August 2021 Newsletter
MELEd 2021 update: new prices, same venue
The annual MELEd conference will take place November 18-20, 2021, at the Saint Paul Rivercentre. We are following event guidance for the State of Minnesota, and currently we are planning an in-person conference.
We’ve overhauled registration prices for the conference. Pricing is a follows:
|1-day regular pricing (before Nov. 7)||2-day regular pricing||1-day late registration (after Nov. 7)||2-day late registration|
|Student, paraprofessional, EA MinneTESOL members||80||120||110||150|
Conference registration will open in early September.
For more information about our conference check the Fall Conference page of the MinneTESOL website.
New intercultural skills textbook for international students available now
We are excited to share the textbook “Intercultural Skills in Action:
An International Student’s Guide to College and University Life in the U.S.” (University of Michigan Press, 2021).Written by Minne
TESOL past-president Darren LaScotte and former MinneTESOL College Interest Section leader Bethany Peters, it is available online now. More information about this book is available in our online newsletter.
About the book:
This textbook is designed to create meaningful opportunities for students to reflect on and practice intercultural skills in ways that are relatable in their daily lives and that can lead to a more satisfying U.S. academic experience. Each unit opens with a discovery activity that serves as a springboard for the unit and introduces the topic in an engaging way. Chapters feature academic content that expands knowledge of intercultural skills, plus opportunities for students to pause and reflect on how to apply what they are learning to their own intercultural experiences. The activities ask students to respond with short written reflections and practice oral skills through discussion in pairs and small groups. Each unit closes with an activity that requires students to use higher-order thinking skills to create, evaluate, and/or analyze cultural information gathered from college and university settings in the form of surveys, interviews, observations, or internet research and then report on what they have learned. The intended audiences for this book are international students studying in IEPs, in university bridge or pathway programs, or at colleges and universities in the United States. It may also be used by new-student orientation programs or by student services offices that provide intercultural training for students, staff, and faculty who work with international students.
Promotional Flyer (30% off)
We are sharing a promotional flyer (see attached) if you’re interested in getting a copy and/or sharing to your professional networks.
Please feel free to contact any of us if you have any questions. We hope that you will find this textbook helpful and look forward to your reviews!
Darren LaScotte & Bethany Peters
MinneTESOL journal call for papers
Now is your chance to publish an article in the upcoming MinneTESOL Journal, a practitioner academic online journal. See Writing for the MinneTESOL Journal for more information.

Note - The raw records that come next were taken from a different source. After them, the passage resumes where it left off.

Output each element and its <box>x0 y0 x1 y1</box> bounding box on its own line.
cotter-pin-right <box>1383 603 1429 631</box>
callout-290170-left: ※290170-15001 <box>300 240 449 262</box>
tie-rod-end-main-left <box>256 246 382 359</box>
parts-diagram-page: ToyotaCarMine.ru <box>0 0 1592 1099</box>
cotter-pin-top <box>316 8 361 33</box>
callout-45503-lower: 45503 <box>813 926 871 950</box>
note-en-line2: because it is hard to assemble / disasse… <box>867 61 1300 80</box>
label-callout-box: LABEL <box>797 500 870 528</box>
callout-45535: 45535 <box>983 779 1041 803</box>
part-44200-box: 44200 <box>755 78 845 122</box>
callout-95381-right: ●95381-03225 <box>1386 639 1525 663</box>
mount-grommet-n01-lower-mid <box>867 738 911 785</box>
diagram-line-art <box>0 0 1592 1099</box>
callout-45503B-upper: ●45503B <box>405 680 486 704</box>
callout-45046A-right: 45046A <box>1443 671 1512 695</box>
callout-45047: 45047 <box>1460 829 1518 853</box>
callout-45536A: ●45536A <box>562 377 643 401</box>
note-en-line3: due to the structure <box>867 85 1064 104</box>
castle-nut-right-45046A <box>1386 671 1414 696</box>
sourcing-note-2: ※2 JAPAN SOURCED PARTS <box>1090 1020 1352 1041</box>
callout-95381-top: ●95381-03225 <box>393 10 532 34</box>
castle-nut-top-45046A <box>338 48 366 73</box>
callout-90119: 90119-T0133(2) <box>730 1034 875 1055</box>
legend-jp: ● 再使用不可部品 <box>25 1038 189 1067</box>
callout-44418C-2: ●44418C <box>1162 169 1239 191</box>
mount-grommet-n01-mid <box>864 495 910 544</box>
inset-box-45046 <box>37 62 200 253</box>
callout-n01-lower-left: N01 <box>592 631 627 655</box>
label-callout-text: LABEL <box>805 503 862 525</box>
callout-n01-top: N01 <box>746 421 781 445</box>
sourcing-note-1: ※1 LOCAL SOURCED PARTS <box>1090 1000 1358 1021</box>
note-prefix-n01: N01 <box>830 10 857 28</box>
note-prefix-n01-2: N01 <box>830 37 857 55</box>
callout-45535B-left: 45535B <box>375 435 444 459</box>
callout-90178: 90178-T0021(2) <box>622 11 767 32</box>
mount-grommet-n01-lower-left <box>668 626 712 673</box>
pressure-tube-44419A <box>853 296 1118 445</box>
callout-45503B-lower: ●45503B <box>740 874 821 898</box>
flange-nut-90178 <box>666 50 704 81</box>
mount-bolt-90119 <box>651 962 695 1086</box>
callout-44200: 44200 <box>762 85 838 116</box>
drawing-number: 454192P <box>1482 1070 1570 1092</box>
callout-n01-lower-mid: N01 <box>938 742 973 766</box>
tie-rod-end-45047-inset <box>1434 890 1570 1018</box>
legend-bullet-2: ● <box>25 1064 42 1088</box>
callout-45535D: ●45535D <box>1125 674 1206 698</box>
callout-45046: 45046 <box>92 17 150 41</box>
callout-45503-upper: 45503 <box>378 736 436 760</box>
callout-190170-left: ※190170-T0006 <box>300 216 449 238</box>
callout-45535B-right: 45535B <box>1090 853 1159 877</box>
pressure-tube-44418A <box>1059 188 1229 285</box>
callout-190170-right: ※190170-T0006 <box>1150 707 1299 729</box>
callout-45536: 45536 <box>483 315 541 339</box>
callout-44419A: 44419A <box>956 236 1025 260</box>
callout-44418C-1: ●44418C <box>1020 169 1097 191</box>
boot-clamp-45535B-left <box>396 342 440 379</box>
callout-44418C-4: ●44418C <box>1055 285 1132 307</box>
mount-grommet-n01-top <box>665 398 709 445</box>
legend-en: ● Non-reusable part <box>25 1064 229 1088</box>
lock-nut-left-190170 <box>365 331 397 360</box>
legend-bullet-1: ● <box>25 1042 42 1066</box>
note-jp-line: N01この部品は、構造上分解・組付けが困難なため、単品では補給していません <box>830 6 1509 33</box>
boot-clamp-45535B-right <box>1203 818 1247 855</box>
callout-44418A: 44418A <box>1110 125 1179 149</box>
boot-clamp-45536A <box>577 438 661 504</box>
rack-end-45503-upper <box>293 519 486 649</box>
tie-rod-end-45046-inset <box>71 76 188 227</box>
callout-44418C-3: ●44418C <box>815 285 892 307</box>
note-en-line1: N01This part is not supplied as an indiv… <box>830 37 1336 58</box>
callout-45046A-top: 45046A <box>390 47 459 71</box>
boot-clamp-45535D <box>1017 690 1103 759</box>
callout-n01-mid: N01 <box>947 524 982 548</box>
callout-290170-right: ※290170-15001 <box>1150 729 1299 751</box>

Journal submissions are accepted on a rolling basis.
Email the senior editors to learn more about submitting work: firstname.lastname@example.org
Get to know the Executive Board
Each newsletter will profile a different Executive Board or MinneTESOL member.
Name: Michelle Benegas
Position at MinneTESOL: Senior Editor of the MinneTESOL Journal; Past President
Teaching context: ESL Teacher Education at Hamline University
Why you got into ESL: In 1998, I was taking an education foundations course and my professor couldn’t find a placement for me in my area of licensure (Spanish) so she sent me to an all ESL high school (LEAP in Saint Paul) saying “It’s close enough”. I went begrudgingly but ended up loving it. From a clinical student serving 30 hours, I went on to volunteer, work as an educational assistant, teach evening adult basic education classes, get my ESL license, and ultimately finish a Ph.D. in Second Languages and Cultures at the University of Minnesota. I stumbled into ESL and I’m forever grateful for getting that “bad news” in 1998.
Current project: I’m wrapping up a 5 year grant-funded initiative called The English Learners in the Mainstream (ELM) Project with my colleague, Amy Stolpestad. This teacher-leader model prepares ESL teachers to be non-evaluative peer instructional coaches and teacher-trainers. Last year, we published our first book called Teacher Leadership for School-Wide English Learning.
During my sabbatical this coming academic year, I am planning to write another book with TESOL Press on what I’m currently calling “Contextual Language”. An antiracist approach to language in the classroom, this model engages two seemingly competing commitments of ESL teachers: 1) acknowledging that English is a form of social capital and providing students with this tool for social mobility., and 2) acknowledging the importance of validating home language and welcoming it into academic spaces. I don’t have this all figured out yet, but I look forward to reading more, learning from practitioners and community members, and writing in the year to come.